The three men stared at her.

“Is that it?” Jay asked, looking deflated. “Just that one line?”

“Yes. Why do you look so disappointed?”

“I just thought the quote might give us more of a clue.”

“A clue about what?” Brooke asked.

“About Zach’s intentions.”

“You mean a guide about what he intends to do to me next?”

“No, I . . .” Jay blushed and Hal stepped in.

“Miss Yeager, was Zach Tavell a religious man?”

“Religious? He murdered my mother,” Brooke said incredulously.

“Many religious people—not truly religious, of course, fanatics—feel they’re committing crimes in the name of God. Following God’s will. Was Tavell that type?”

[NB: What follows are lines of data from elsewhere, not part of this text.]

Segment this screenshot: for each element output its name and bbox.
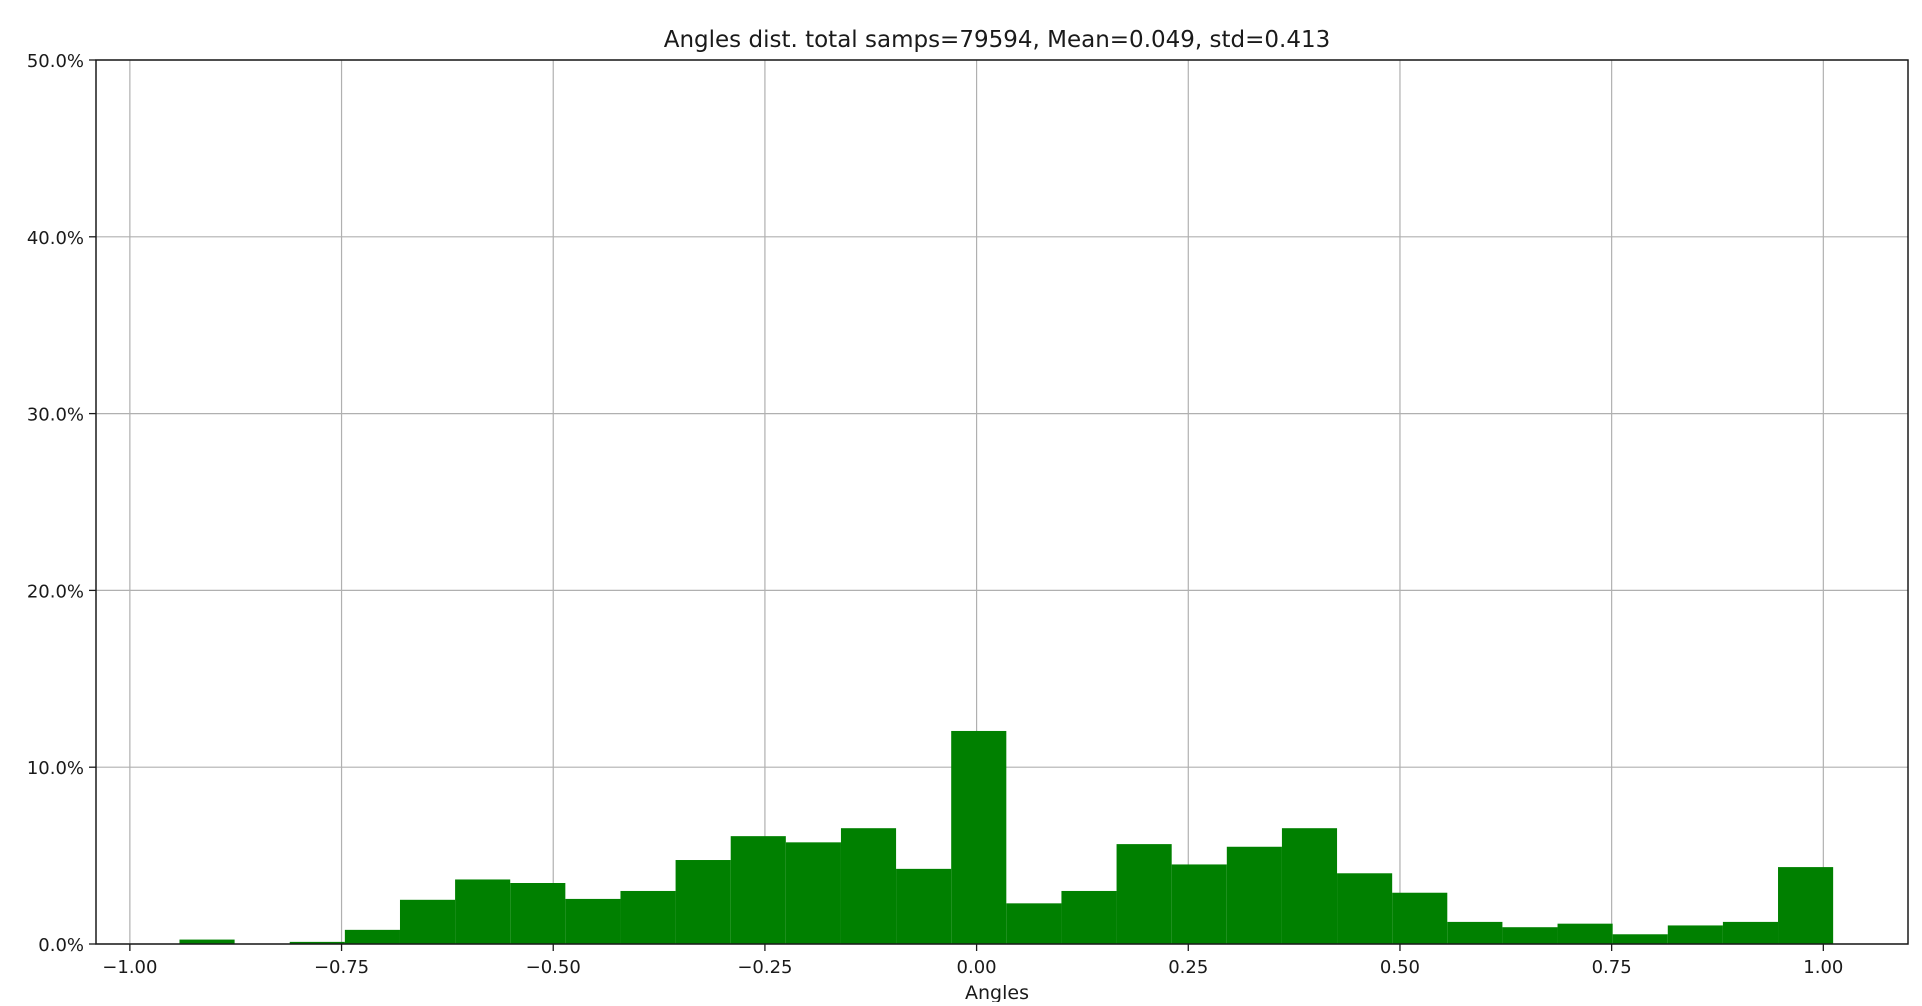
histogram-bar	[620, 890, 676, 944]
histogram-bar	[1061, 890, 1117, 944]
histogram-bar	[1447, 921, 1503, 944]
y-tick-label: 10.0%	[27, 758, 84, 779]
histogram-bar	[289, 941, 345, 944]
histogram-bar	[399, 899, 456, 944]
histogram-bar	[1171, 864, 1227, 944]
histogram-bar	[1557, 923, 1613, 944]
x-tick-label: −0.25	[737, 957, 792, 978]
x-tick-label: 0.50	[1380, 957, 1420, 978]
histogram-bars	[179, 730, 1834, 944]
x-tick-label: −1.00	[102, 957, 157, 978]
y-tick-label: 50.0%	[27, 51, 84, 72]
histogram-bar	[896, 868, 952, 944]
plot-axes	[95, 59, 1909, 945]
x-tick-label: 0.00	[957, 957, 997, 978]
histogram-bar	[1337, 873, 1393, 944]
y-tick-label: 30.0%	[27, 405, 84, 426]
x-tick-label: 1.00	[1803, 957, 1843, 978]
x-tick-label: 0.25	[1168, 957, 1208, 978]
histogram-bar	[675, 860, 731, 944]
histogram-bar	[510, 883, 566, 944]
y-tick-label: 0.0%	[38, 935, 84, 956]
y-tick-label: 40.0%	[27, 228, 84, 249]
histogram-bar	[730, 836, 786, 944]
chart-title: Angles dist. total samps=79594, Mean=0.0…	[664, 27, 1331, 53]
histogram-bar	[565, 898, 621, 944]
histogram-bar	[951, 730, 1007, 944]
histogram-bar	[1116, 844, 1172, 944]
histogram-bar	[344, 929, 400, 944]
histogram-bar	[1392, 892, 1448, 944]
histogram-bar	[1226, 846, 1282, 944]
x-tick-label: −0.50	[526, 957, 581, 978]
histogram-bar	[179, 939, 235, 944]
x-axis-label: Angles	[965, 982, 1029, 1002]
histogram-bar	[840, 828, 897, 944]
histogram-bar	[1778, 867, 1834, 944]
x-tick-label: −0.75	[314, 957, 369, 978]
histogram-bar	[785, 842, 841, 944]
histogram-bar	[1006, 903, 1062, 944]
y-tick-label: 20.0%	[27, 581, 84, 602]
plot-frame	[95, 59, 1909, 945]
histogram-bar	[1722, 921, 1779, 944]
axis-ticks: −1.00 −0.75 −0.50 −0.25 0.00 0.25 0.50 0.75 1.00…	[27, 51, 1844, 978]
histogram-bar	[455, 879, 511, 944]
histogram-bar	[1612, 934, 1668, 944]
histogram-bar	[1667, 925, 1723, 944]
histogram-bar	[1281, 828, 1338, 944]
x-tick-label: 0.75	[1592, 957, 1632, 978]
histogram-bar	[1502, 927, 1558, 944]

“Absolutely not. In fact, he didn’t even like for my mother to take me to church after their first few weeks of marriage. Sometimes he let my grandmother take me, but only about once a month.”

“That was fifteen years ago,” Myers said mildly. “It’s not uncommon for prisoners to ‘find the Lord,’ as they put it. They repent for what they’ve done to get themselves thrown in prison and become extremely religious. It could be that Tavell was that type. He might have been reading the Bible all these years.”

“He could have,” Brooke said bitterly. “But what does that have to do with anything? This quote certainly wasn’t written to give me comfort. It was written to make me feel guilty.”

Vincent nodded. “I have to agree, Detective Myers.”

“Of course it was,” Myers said. “But if Tavell wasn’t religious, he had to do a lot of reading to find the perfect quote for the occasion.”

“Which proves exactly what?” Brooke demanded.

“Maybe that he’s had some kind of breakdown. Or he means to torture you and he’s been planning it for quite a while.”

“I’d say it was the latter,” Brooke said dourly. “If he had a breakdown, it seems it would have been years ago when he murdered my mother. Or before that. Even though I was a child, I knew there was something wrong with him. I could tell my grandmother did, too. She was extremely uneasy around him. Only Mom seemed to think he was great. At least at the time she married him. After the first year, even I could tell she was having second thoughts.”